Hold the sadness and pain of samsara in your heart and at the same time the power and vision of the Great Eastern Sun. Then the warrior can make a proper cup of tea. – Chogyam Trungpa
My cat, Carl, is 15 years old. And he is dying. Since my dog Bernadette passed away earlier in the month, Carl is the last of the Old Guard at my homestead. In this cycle of birth and death in which we find ourselves, the energy of old life forces must give way to the new.
I got Carl and his brother Lenny in 2003 when I lived in Florida. They were a gift from my friends Rich and Michelle after my first cat, Krishna, passed away. Lenny died at the age of 4 from some rare feline virus. This was Lenny:
Fortunately, Carl moped and hissed and snarled his way into old age.
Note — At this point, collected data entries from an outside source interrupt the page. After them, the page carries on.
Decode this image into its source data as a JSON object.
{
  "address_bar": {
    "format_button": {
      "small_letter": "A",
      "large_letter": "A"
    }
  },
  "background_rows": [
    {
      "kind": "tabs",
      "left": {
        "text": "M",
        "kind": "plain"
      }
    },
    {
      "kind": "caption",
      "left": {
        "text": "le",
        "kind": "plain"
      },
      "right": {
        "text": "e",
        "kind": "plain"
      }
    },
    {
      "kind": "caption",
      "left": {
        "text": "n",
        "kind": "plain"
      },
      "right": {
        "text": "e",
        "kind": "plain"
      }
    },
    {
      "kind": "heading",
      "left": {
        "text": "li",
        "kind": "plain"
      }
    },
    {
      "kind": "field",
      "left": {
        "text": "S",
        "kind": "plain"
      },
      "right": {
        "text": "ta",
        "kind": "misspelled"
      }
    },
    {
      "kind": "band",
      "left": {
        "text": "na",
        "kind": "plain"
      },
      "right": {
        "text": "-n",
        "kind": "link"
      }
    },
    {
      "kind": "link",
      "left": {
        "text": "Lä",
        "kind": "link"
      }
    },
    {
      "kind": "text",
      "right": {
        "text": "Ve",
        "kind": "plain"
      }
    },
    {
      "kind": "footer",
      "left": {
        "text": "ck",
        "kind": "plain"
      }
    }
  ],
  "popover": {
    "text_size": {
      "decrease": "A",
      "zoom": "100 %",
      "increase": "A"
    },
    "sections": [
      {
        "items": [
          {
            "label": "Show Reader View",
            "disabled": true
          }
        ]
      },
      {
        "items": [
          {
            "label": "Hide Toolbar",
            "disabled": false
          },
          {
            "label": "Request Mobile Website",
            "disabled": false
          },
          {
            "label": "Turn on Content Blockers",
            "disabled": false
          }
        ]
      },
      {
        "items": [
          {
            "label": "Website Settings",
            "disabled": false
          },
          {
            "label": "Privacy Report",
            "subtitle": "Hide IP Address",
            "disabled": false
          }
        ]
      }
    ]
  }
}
Carl’s health took an enormous downturn after Bernadette’s passing. I am nearly certain that he would have died weeks ago if it wasn’t for my new pup, Jesse, and the gentle compassion (and occasional playful harassment) that he provides to Carl. For a while there, Carl seemed to be improving, but now it’s almost time for him to let go and end the struggle. But he’s a fucking tough guy. He is rising to the occasion as though he wants to give everything he’s got to this final challenge and for the moment, he’s giving a big middle claw to the Grim Reaper, while simultaneously making it crystal clear that he doesn’t need my sympathy – just occasional bowls of tuna juice so he can recharge himself for the fight. Damn straight.
Meanwhile, Jesse is settling in wonderfully. Here he is in another crappy flip-phone picture I took last night:
Back in March, I wrote a scathing post about Carl for my previous blog. I have decided that I am going to re-post it today as a tribute to the toughest feline motherfucker I’ve ever known. If anyone finds it to be an inappropriate homage to a dying creature, keep in mind that he’s a frigging cat. I love you, Carl. Fight the good fight, Brother, but it’s okay to let go when you’ve had enough. With a final meow, Samsara becomes Nirvana.